What makes today more special than most is that it's my birthday. Like Patrick Shawn Bagley, I, too, turn 40. With my birthday at the end of the year (and the end of a decade), I honestly forget sometimes how old I am. But when the anniversaries of 1968 start rolling around, I get constant reminders. None more so than this year when the 40th anniversaries of the tragedies of 1968 fall throughout the calendar. From the Tet Offensive in January to MLK's death (and the DC riots) in April to RFK's death in June to the Democratic convention in August, I always wondered what my parents must have thought back in 1968 as they looked at the global landscape and knew they were bringing a child into a world that seemed turned upside down. My own son was born in 2001 and I confess to similar thoughts seven years ago. In a world gone so crazy that terrorist fly planes into buildings, why in the hell are we bringing new life into this world?
But, then, my wife and I looked at our son and we knew it was all going to be okay. Yeah, the world could certainly go crazy at times. But it always has and it always will. I suspect my parents had similar thoughts back in 1968. You see, for every instance of horror on the Earth, there is an instance of joy. Children bring joy to our lives, as I brought to my parents forty years ago.

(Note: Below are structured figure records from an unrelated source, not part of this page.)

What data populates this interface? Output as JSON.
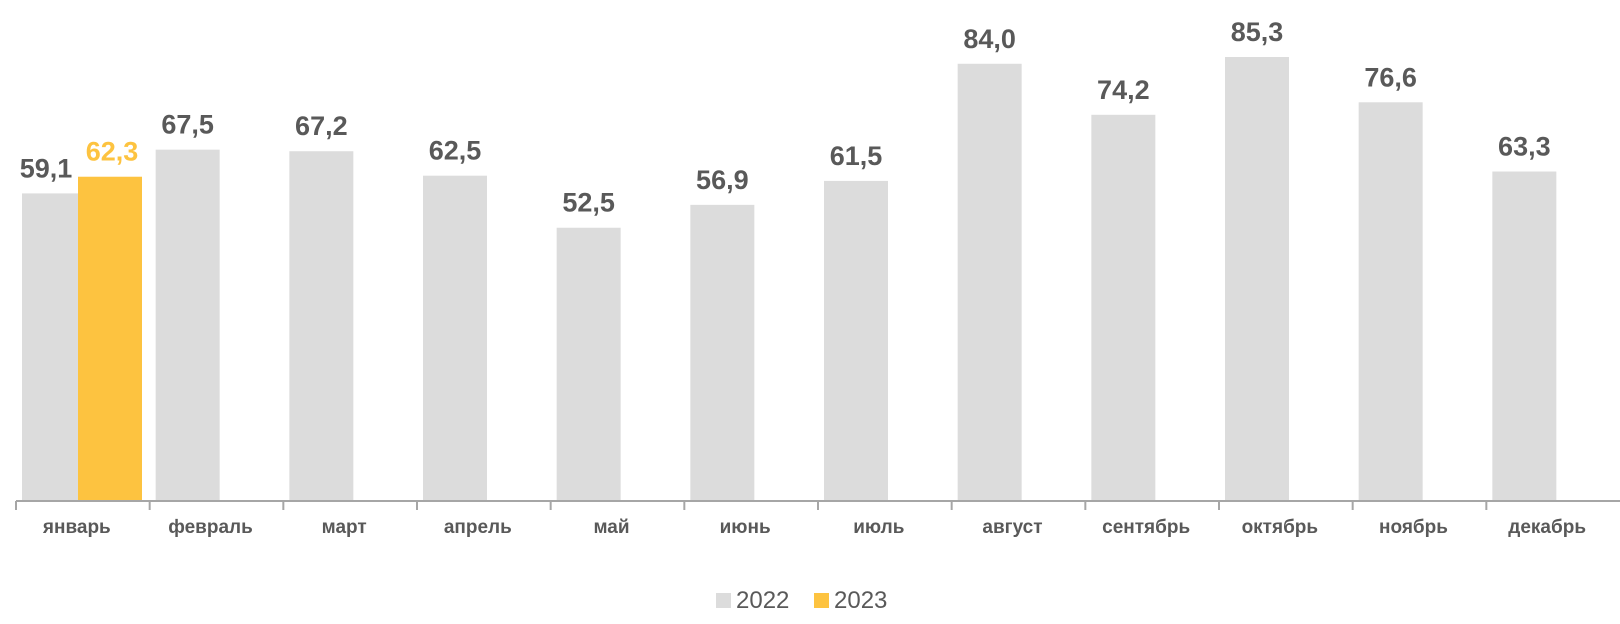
{
  "chart_data": {
    "type": "bar",
    "categories": [
      "январь",
      "февраль",
      "март",
      "апрель",
      "май",
      "июнь",
      "июль",
      "август",
      "сентябрь",
      "октябрь",
      "ноябрь",
      "декабрь"
    ],
    "series": [
      {
        "name": "2022",
        "color": "#DCDCDC",
        "label_color": "#595959",
        "values": [
          59.1,
          67.5,
          67.2,
          62.5,
          52.5,
          56.9,
          61.5,
          84.0,
          74.2,
          85.3,
          76.6,
          63.3
        ],
        "labels": [
          "59,1",
          "67,5",
          "67,2",
          "62,5",
          "52,5",
          "56,9",
          "61,5",
          "84,0",
          "74,2",
          "85,3",
          "76,6",
          "63,3"
        ]
      },
      {
        "name": "2023",
        "color": "#FDC340",
        "label_color": "#FDC340",
        "values": [
          62.3,
          null,
          null,
          null,
          null,
          null,
          null,
          null,
          null,
          null,
          null,
          null
        ],
        "labels": [
          "62,3",
          "",
          "",
          "",
          "",
          "",
          "",
          "",
          "",
          "",
          "",
          ""
        ]
      }
    ],
    "ylim": [
      0,
      95
    ],
    "grid": false,
    "legend": "bottom-center",
    "axis_color": "#A6A6A6"
  }
}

By the end of December 1968, there was another instance of hope. Apollo 8 astronauts became the first humans to circle the moon and see our world from a distance. "Earthrise" became one of the most iconic images ever taken. It made us all realize that we live on a fragile little bubble. The only real tragedy we can avoid is the one we make. We can't stop a meteor hurtling at us. But we can stop the hurt we inflict on each other. Earthrise is a reminder of our fragility and proof (by the mere fact that it was taken in a spaceship built by humans) that we have the power to help each other.
Another reminder is a newborn's face. It's so pure it makes your heart burst beyond its cells. It makes you want to change the world. It makes you want to shout to the world "I am a mom!" "I am a dad!" I had those feelings and, I bet, my parents did, too.